In this edition of the Biennale, headed for the first time by a South American curator, the Brazilian Adriano Pedrosa, the Hãhãwpuá Pavilion is notable for its presentation of native peoples and their artistic production, especially the resistance of the knowledge and practices of coastal inhabitants. The exhibition addresses issues of marginalization, dispossession, and rights violations, inviting reflection on resistance and the shared essence of humanity, birds, memory, and nature. Glicéria Tupinambá, previously announced artist, works with the Tupinambá Community of Serra do Padeiro and Olivença, in Bahia, to create her works. The Pavilion also features works by artists Olinda Tupinambá and Ziel Karapotó.
“The show brings together the Tupinambá Community and artists coming from the coastal peoples – the first to be transformed into foreigners in their own Hãhãw (ancestral territory) – in order to express a different perspective on the vast territory where more than three hundred indigenous peoples live (Hãhãwpuá). The Hãhãwpuá Pavilion tells a story of indigenous resistance in Brazil, the strength of the body present in the retaking of territory and adaptation to climatic emergencies,” say the curators.

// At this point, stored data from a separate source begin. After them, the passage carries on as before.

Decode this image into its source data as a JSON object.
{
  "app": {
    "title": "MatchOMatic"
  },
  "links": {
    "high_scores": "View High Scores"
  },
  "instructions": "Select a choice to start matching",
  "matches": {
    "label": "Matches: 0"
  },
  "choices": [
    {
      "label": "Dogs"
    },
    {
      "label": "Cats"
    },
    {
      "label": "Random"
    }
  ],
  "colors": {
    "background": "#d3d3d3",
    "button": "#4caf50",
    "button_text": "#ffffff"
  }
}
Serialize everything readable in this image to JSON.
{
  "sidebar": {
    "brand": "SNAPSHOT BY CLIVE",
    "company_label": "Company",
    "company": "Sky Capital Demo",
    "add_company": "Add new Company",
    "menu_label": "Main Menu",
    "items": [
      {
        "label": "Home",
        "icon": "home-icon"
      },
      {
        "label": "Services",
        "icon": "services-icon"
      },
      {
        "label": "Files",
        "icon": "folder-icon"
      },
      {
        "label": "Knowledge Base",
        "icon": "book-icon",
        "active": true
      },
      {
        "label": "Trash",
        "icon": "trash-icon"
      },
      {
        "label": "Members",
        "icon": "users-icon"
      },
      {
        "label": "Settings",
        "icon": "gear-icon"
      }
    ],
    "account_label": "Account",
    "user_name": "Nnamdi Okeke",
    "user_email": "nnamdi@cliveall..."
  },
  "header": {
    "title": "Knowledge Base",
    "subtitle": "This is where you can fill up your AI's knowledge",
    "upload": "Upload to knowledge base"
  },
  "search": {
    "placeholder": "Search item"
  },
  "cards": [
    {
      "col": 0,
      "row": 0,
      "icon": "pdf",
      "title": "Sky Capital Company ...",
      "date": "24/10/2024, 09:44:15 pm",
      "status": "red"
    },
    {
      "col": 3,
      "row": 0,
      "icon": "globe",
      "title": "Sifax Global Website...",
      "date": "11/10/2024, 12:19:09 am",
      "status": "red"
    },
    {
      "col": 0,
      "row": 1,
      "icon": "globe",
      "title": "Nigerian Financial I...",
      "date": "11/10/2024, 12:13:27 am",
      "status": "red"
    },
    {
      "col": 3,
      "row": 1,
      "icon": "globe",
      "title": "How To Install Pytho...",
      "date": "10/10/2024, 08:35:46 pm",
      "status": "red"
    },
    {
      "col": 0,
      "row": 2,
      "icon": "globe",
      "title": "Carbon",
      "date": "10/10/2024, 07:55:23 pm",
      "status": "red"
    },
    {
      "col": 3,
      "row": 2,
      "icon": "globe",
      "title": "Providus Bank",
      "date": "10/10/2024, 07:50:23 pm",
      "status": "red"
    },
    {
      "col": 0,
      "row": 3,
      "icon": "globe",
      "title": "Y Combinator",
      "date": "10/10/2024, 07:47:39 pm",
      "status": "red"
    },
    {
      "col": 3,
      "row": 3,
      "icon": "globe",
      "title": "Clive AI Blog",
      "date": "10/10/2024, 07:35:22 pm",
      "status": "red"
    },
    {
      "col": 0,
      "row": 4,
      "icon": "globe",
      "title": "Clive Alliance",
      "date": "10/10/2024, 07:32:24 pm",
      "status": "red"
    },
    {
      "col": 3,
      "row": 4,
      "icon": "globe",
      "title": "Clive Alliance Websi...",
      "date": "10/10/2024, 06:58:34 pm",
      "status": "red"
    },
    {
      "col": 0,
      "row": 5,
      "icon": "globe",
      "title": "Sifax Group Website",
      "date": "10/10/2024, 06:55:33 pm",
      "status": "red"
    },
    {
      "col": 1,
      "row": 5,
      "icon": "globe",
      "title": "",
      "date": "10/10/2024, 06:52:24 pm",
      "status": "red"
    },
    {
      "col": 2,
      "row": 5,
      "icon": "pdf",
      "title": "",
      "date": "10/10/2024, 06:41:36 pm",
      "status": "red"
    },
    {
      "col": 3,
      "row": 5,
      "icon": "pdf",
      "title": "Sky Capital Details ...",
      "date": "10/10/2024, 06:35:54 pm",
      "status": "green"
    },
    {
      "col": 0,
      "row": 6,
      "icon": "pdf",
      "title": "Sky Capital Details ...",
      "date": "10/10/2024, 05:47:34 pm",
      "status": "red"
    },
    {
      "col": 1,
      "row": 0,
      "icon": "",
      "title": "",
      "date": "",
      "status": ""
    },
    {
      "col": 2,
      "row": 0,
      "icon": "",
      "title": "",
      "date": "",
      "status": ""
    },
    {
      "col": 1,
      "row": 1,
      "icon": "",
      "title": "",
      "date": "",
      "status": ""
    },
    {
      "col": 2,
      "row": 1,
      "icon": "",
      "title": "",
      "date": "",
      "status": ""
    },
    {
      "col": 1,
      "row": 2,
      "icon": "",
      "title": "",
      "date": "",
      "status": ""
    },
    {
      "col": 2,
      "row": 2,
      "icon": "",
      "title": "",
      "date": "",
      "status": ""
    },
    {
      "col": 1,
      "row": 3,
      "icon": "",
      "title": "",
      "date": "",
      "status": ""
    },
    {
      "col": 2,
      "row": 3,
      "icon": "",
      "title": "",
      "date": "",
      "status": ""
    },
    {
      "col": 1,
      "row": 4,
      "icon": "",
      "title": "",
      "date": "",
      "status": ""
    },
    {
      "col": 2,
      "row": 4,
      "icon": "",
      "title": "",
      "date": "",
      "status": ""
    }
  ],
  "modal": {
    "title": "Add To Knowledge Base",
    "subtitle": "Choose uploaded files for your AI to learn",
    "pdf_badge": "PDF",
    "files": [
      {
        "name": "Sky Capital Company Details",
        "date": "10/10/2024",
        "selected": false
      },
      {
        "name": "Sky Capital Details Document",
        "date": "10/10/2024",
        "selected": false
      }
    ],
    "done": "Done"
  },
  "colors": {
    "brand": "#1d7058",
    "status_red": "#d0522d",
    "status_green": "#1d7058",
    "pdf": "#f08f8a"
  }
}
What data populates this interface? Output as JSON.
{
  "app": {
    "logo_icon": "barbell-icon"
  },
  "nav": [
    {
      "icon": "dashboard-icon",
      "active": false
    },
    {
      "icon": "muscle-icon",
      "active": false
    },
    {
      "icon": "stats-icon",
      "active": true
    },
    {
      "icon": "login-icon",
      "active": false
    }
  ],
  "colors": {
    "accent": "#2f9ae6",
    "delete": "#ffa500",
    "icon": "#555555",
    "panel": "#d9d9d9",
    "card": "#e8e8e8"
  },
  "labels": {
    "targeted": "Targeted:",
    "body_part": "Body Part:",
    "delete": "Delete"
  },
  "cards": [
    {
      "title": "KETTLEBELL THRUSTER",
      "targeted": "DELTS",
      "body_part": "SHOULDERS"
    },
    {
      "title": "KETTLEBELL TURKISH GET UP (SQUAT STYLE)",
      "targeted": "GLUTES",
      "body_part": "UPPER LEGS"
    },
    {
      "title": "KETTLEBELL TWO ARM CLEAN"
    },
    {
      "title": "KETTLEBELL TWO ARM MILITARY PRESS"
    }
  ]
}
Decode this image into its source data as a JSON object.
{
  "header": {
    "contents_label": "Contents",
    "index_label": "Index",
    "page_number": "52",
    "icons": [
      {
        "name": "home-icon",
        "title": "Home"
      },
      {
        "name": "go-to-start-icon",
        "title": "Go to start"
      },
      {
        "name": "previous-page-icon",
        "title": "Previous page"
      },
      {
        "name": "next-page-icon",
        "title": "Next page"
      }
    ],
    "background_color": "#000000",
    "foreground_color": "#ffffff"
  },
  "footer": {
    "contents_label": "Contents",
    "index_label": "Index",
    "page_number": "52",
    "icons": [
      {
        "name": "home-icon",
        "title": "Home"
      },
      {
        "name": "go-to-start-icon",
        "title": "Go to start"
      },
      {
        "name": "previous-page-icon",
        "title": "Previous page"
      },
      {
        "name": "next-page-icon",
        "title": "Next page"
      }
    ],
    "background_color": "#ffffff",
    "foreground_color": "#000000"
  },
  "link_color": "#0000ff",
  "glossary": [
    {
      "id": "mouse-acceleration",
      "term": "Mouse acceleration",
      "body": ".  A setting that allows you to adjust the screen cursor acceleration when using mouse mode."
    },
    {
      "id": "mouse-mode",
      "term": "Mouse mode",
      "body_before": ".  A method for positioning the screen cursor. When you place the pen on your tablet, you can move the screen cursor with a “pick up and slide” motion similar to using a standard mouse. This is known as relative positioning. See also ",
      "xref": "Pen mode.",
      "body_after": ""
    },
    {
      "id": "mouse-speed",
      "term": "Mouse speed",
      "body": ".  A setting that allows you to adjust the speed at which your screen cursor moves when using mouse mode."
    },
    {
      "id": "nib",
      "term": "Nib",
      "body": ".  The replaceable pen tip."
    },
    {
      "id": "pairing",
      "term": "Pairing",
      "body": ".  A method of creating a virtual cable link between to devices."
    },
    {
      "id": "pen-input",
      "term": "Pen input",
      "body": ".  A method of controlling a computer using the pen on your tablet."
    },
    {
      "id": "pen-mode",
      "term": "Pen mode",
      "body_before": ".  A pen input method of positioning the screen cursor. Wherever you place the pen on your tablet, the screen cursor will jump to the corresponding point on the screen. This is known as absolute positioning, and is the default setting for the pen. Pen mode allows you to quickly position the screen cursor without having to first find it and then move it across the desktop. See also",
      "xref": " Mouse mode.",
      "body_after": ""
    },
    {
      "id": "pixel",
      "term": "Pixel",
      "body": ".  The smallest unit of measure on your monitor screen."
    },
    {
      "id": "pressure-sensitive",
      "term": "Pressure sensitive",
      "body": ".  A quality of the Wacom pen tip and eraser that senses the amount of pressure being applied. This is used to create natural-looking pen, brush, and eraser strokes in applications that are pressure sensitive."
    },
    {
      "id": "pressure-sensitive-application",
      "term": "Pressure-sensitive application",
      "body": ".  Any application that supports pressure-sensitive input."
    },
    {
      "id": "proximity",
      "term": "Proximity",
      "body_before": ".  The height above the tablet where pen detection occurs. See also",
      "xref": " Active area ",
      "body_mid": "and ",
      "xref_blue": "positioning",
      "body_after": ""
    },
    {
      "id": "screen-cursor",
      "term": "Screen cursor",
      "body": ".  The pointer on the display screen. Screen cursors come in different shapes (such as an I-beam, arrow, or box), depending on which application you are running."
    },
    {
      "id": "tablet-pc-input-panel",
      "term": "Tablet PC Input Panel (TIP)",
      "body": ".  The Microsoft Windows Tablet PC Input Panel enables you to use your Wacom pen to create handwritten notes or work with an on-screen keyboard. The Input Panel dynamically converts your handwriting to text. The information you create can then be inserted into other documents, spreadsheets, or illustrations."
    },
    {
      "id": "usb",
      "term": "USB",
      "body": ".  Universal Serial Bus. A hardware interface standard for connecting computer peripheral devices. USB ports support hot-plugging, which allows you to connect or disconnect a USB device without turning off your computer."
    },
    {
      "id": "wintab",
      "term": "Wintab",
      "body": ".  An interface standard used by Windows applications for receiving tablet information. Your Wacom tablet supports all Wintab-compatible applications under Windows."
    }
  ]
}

The Tupinambá were considered extinct until 2001, when the Brazilian State finally recognised that not only had they never been exterminated, but that they were actively fighting to reclaim their territory and part of their culture, taken away by colonization.
“The exhibition is being held in the year in which one of the Tupinambá mantles returns to Brazil after a long period in European exile, where it had been since 1699 as a political prisoner. The garment spans time and brings the issues of colonization into the present day, while the Tupinambá and other peoples continue their anti-colonial struggles in their territories – like the Ka’a Pûera, birds that walk over resurgent forests,” the curators add.
Andrea Pinheiro, president of the Fundação Bienal de São Paulo, emphasizes that “we are living in a moment of convergence between the past, the present, and the future, in order to find a path towards sustainable ways of life and a rethinking of human relations. The questions raised by the work of the curators and artists point to relevant paths for the arduous process ahead of us.”